Materials and Methods:
From June 2009 to December 2017, a total of 333 cases of pediatric minimally invasive surgery were performed using the extracorporeal-assisted intracorporeal sliding knot-tying technique. Polyester, polyglactin, and polydioxanone sutures were used for suturing and knotting. The average time used for knotting was recorded during the surgery. The patients were followed up for unraveled knots and recurrence of the diseases.
Results:
All 333 surgical procedures were performed successfully, including 152 cases of thoracoscopic diaphragmatic hernia repair, 151 cases of thoracoscopic diaphragmatic plication, 7 cases of thoracoscopic esophageal anastomosis, and 23 cases of laparoscopic esophageal hiatal hernia fundoplication.
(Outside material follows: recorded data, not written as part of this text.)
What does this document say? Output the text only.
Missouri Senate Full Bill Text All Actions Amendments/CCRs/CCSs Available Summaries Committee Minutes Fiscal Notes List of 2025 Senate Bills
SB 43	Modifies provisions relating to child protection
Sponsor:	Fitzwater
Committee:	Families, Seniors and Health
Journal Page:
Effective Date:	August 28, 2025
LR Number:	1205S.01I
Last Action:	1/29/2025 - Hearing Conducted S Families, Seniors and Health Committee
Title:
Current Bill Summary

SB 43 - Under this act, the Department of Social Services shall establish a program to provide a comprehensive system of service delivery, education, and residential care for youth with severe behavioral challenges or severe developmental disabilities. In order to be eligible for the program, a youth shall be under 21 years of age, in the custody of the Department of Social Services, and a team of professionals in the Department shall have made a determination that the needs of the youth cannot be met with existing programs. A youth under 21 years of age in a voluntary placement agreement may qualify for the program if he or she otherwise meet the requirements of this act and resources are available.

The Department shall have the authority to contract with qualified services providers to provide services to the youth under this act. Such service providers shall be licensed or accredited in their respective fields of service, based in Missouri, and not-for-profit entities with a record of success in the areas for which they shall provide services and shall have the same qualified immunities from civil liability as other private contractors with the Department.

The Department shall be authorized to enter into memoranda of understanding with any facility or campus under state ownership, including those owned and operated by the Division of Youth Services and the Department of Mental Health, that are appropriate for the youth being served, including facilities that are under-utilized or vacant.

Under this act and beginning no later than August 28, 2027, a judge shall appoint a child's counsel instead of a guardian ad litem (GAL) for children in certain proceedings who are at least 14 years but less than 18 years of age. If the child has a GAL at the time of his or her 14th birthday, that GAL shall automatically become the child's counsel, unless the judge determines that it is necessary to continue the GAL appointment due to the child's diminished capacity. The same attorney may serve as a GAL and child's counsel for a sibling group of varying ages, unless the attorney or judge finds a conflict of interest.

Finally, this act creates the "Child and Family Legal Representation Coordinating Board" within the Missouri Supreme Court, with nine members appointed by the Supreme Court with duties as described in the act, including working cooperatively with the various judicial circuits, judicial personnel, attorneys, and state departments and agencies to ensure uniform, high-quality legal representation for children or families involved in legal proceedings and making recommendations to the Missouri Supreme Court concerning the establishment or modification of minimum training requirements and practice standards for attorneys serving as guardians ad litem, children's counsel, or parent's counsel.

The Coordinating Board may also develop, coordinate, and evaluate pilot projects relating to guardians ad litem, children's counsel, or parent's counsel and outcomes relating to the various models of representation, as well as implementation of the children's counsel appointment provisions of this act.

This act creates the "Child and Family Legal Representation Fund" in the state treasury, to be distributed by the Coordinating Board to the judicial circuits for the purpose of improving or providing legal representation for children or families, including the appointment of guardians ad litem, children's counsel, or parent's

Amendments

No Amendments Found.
No serious complications or mortalities were observed. Twelve-month to 9-year follow-up showed that all pediatric patients recovered well and no recurrence or unraveled knots were found.
Conclusions:
This new knot-tying technique is safe and feasible for various minimally invasive endoscopic surgeries, especially for suturing tissues under tension, such as thoracoscopic diaphragmatic hernia repair, laparoscopic esophageal hiatal hernia repair, and fundoplication. All types of sutures can be used for this knot-tying technique. It is easy to learn and can be quickly mastered by doctors with endoscopic surgery experience.